Now this is embarrassing.

Now this is embarrassing.

The South African government has gone and done the unthinkable.

Note that I did not say our government.

Why would I do that when I cannot understand or agree to the denial of a visa to the Tibetan spiritual leader, the Dalai Lama, who was set to attend a peace conference in South Africa.

The Dalai Lama and other Nobel Peace Prize laureates were to discuss ways of using football to fight racism and xenophobia ahead of next year's World Cup.

The conference was eventually cancelled, but the issues remain.

The reasons given for denying the Dalai Lama a visa, stink.

How was it in the best interest of South Africa to do that?

How, again, was it going to "remove the world's attention from the 2010 Fifa World Cup preparations"?

The Chinese, the people with a problem with the Dalai Lama, are celebrating.

The China Mall and the Dragon Centre now have something in common - a reason to set off the firecrackers.

They have found something to bond over instead of being at each other's throats and seeking Julius Malema's intervention to broker peace between the warring factions.

The Chinese and the South African government should explain how they had hoped to achieve what the peace conference was about when some role players were barred from participating.

Our own Nobel laureates, former president FW de Klerk and Archbishop Emeritus Mpilo Tutu were going to boycott the event in solidarity with the Dalai Lama.

Another laureate, former president Nelson Mandela is said to have had "no plans" to attend.

The credibility of the conference was gone.

The head of the Nobel Institute in Oslo, Geir Lundestad and former head of the Nobel Committee, Ole Danbolt Mjoes, had stated categorically that the committee would in no way participate in the conference if South African authorities did not reverse their decision to deny the Dalai Lama a visa.

Who can blame them.

The more things change, the more they stay the same.

Don't you think some people learnt very well from the previous government?

This smacks of the ways of the apartheid regime.

Even at that time decisions were made in "the best interest of the country".

We didn't like it then. Why should we like it now?

Can you begin to imagine what it would be like were any country to refuse Mandela a visa?

As it is, who is removing the world's attention from the 2010 World Cup preparations?
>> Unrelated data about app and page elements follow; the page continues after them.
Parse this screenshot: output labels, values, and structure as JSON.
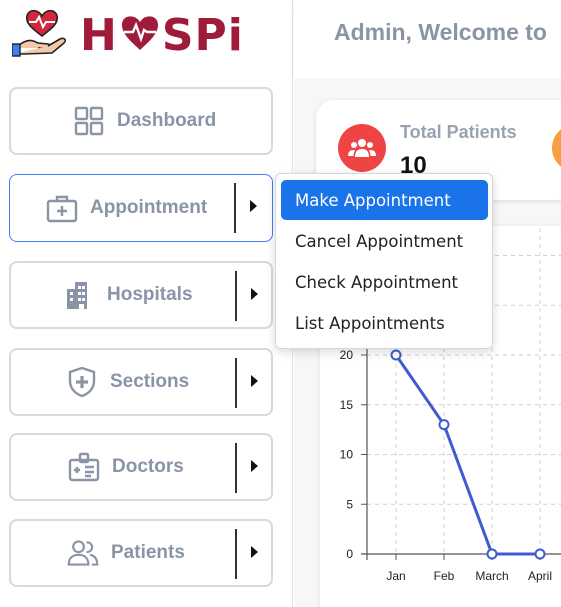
{
  "brand": {
    "name": "HOSPi"
  },
  "header": {
    "title": "Admin, Welcome to"
  },
  "sidebar": {
    "items": [
      {
        "label": "Dashboard",
        "icon": "grid-icon"
      },
      {
        "label": "Appointment",
        "icon": "medical-case-icon"
      },
      {
        "label": "Hospitals",
        "icon": "hospital-building-icon"
      },
      {
        "label": "Sections",
        "icon": "shield-plus-icon"
      },
      {
        "label": "Doctors",
        "icon": "doctor-badge-icon"
      },
      {
        "label": "Patients",
        "icon": "people-icon"
      }
    ]
  },
  "dropdown": {
    "items": [
      {
        "label": "Make Appointment"
      },
      {
        "label": "Cancel Appointment"
      },
      {
        "label": "Check Appointment"
      },
      {
        "label": "List Appointments"
      }
    ]
  },
  "stats": {
    "total_patients": {
      "label": "Total Patients",
      "value": "10"
    }
  },
  "colors": {
    "brand": "#a01a3a",
    "accent": "#1a73e8",
    "line": "#3f5bd0",
    "stat_red": "#ef4444",
    "stat_orange": "#f59e42"
  },
  "chart_data": {
    "type": "line",
    "categories": [
      "Jan",
      "Feb",
      "March",
      "April"
    ],
    "series": [
      {
        "values": [
          20,
          13,
          0,
          0
        ]
      }
    ],
    "yticks": [
      "0",
      "5",
      "10",
      "15",
      "20"
    ],
    "ylim": [
      0,
      20
    ],
    "grid": true
  }
}
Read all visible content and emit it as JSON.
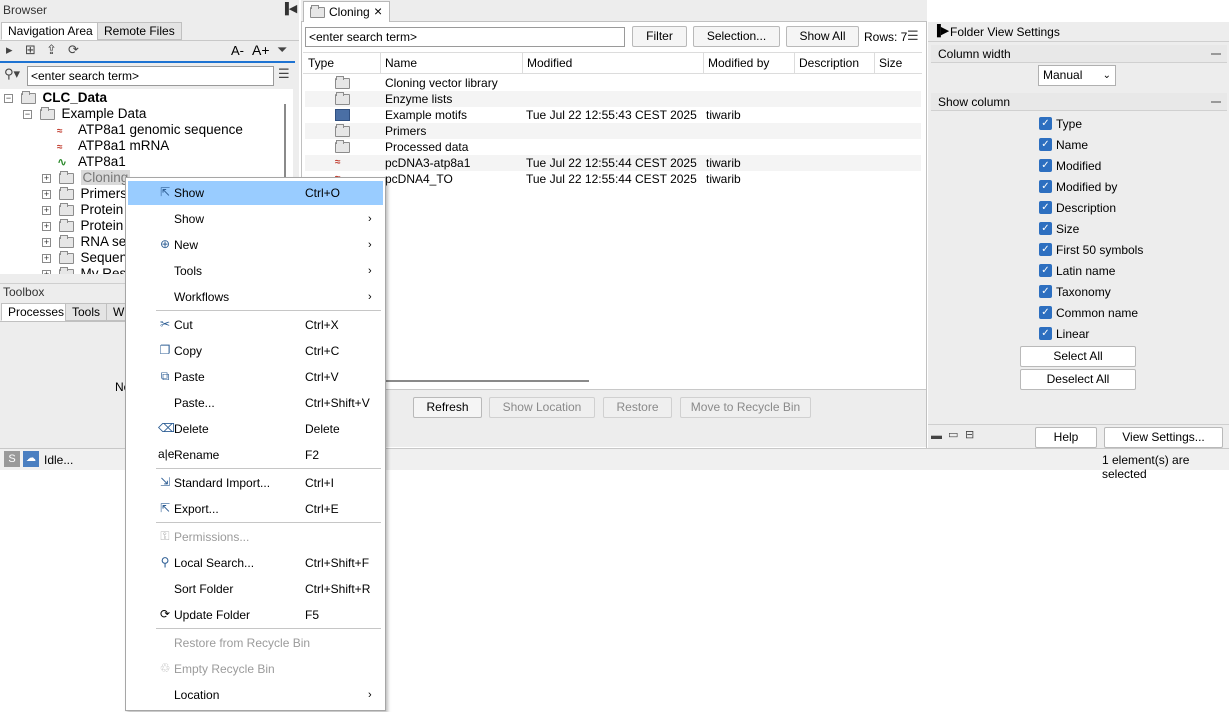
{
  "browser": {
    "title": "Browser",
    "tabs": [
      "Navigation Area",
      "Remote Files"
    ],
    "search_placeholder": "<enter search term>",
    "font_minus": "A-",
    "font_plus": "A+",
    "tree": {
      "root": "CLC_Data",
      "example_data": "Example Data",
      "items": [
        "ATP8a1 genomic sequence",
        "ATP8a1 mRNA",
        "ATP8a1",
        "Cloning",
        "Primers",
        "Protein",
        "Protein",
        "RNA se",
        "Sequen",
        "My Res"
      ]
    }
  },
  "toolbox": {
    "title": "Toolbox",
    "tabs": [
      "Processes",
      "Tools",
      "W"
    ],
    "content": "No"
  },
  "status": {
    "left": "Idle...",
    "right": "1 element(s) are selected",
    "s_label": "S"
  },
  "editor": {
    "tab_label": "Cloning",
    "search_placeholder": "<enter search term>",
    "filter": "Filter",
    "selection": "Selection...",
    "show_all": "Show All",
    "rows": "Rows: 7",
    "columns": [
      "Type",
      "Name",
      "Modified",
      "Modified by",
      "Description",
      "Size"
    ],
    "rows_data": [
      {
        "name": "Cloning vector library",
        "modified": "",
        "by": ""
      },
      {
        "name": "Enzyme lists",
        "modified": "",
        "by": ""
      },
      {
        "name": "Example motifs",
        "modified": "Tue Jul 22 12:55:43 CEST 2025",
        "by": "tiwarib"
      },
      {
        "name": "Primers",
        "modified": "",
        "by": ""
      },
      {
        "name": "Processed data",
        "modified": "",
        "by": ""
      },
      {
        "name": "pcDNA3-atp8a1",
        "modified": "Tue Jul 22 12:55:44 CEST 2025",
        "by": "tiwarib"
      },
      {
        "name": "pcDNA4_TO",
        "modified": "Tue Jul 22 12:55:44 CEST 2025",
        "by": "tiwarib"
      }
    ],
    "buttons": [
      "Refresh",
      "Show Location",
      "Restore",
      "Move to Recycle Bin"
    ]
  },
  "settings": {
    "title": "Folder View Settings",
    "column_width_label": "Column width",
    "column_width_value": "Manual",
    "show_column_label": "Show column",
    "columns": [
      "Type",
      "Name",
      "Modified",
      "Modified by",
      "Description",
      "Size",
      "First 50 symbols",
      "Latin name",
      "Taxonomy",
      "Common name",
      "Linear"
    ],
    "select_all": "Select All",
    "deselect_all": "Deselect All",
    "help": "Help",
    "view_settings": "View Settings..."
  },
  "context_menu": {
    "items": [
      {
        "label": "Show",
        "shortcut": "Ctrl+O",
        "icon": "open-icon"
      },
      {
        "label": "Show",
        "shortcut": "",
        "icon": ""
      },
      {
        "label": "New",
        "shortcut": "",
        "icon": "new-icon"
      },
      {
        "label": "Tools",
        "shortcut": "",
        "icon": ""
      },
      {
        "label": "Workflows",
        "shortcut": "",
        "icon": ""
      },
      {
        "label": "Cut",
        "shortcut": "Ctrl+X",
        "icon": "scissors-icon"
      },
      {
        "label": "Copy",
        "shortcut": "Ctrl+C",
        "icon": "copy-icon"
      },
      {
        "label": "Paste",
        "shortcut": "Ctrl+V",
        "icon": "paste-icon"
      },
      {
        "label": "Paste...",
        "shortcut": "Ctrl+Shift+V",
        "icon": ""
      },
      {
        "label": "Delete",
        "shortcut": "Delete",
        "icon": "delete-icon"
      },
      {
        "label": "Rename",
        "shortcut": "F2",
        "icon": "rename-icon"
      },
      {
        "label": "Standard Import...",
        "shortcut": "Ctrl+I",
        "icon": "import-icon"
      },
      {
        "label": "Export...",
        "shortcut": "Ctrl+E",
        "icon": "export-icon"
      },
      {
        "label": "Permissions...",
        "shortcut": "",
        "icon": "permissions-icon"
      },
      {
        "label": "Local Search...",
        "shortcut": "Ctrl+Shift+F",
        "icon": "search-icon"
      },
      {
        "label": "Sort Folder",
        "shortcut": "Ctrl+Shift+R",
        "icon": ""
      },
      {
        "label": "Update Folder",
        "shortcut": "F5",
        "icon": "refresh-icon"
      },
      {
        "label": "Restore from Recycle Bin",
        "shortcut": "",
        "icon": ""
      },
      {
        "label": "Empty Recycle Bin",
        "shortcut": "",
        "icon": "recycle-icon"
      },
      {
        "label": "Location",
        "shortcut": "",
        "icon": ""
      }
    ]
  },
  "colors": {
    "highlight": "#99ccff",
    "accent": "#2d6fc0",
    "tab_underline": "#1e73d2"
  }
}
It is the very same people who were saying they were doing it for our sake.

They didn't even bother to ask us what we think.

The Chinese have got someone by the balls.

To demonstrate the integrity and peace within him, the Dalai Lama's spokesman Thubten Samphel simply said: "Since his holiness says he will not inconvenience any government, we at the Tibetan administration will not issue a strong response."

That should get you thinking.

As Archbishop Tutu said, we shamelessly succumbed to Fong Kong pressure.

That also goes to show how strong the fah-fee brigade is.

We desperately need answers from whoever took this clearly unpopular decision.

It is so ironic that while the country's borders are so painfully porous, we still have the guts to tell other people they are not welcome here.

And we embrace Robert Mugabe and promise him all the money he could ever ask for so that he and his wife can go and squander it while Zimbabwe is on fire.

Where are our priorities?

This writer was also going to stay away from the peace conference in solidarity with the Dalai Lama, the Nobel laureates, Nobel Committee and all peace- loving citizens of this country.

Peace be with you!

And to think I was going to write about Dikgang Mabalane and his omission from Bafana Bafana. Talk about that next time.

Good luck against Norway and Portugal.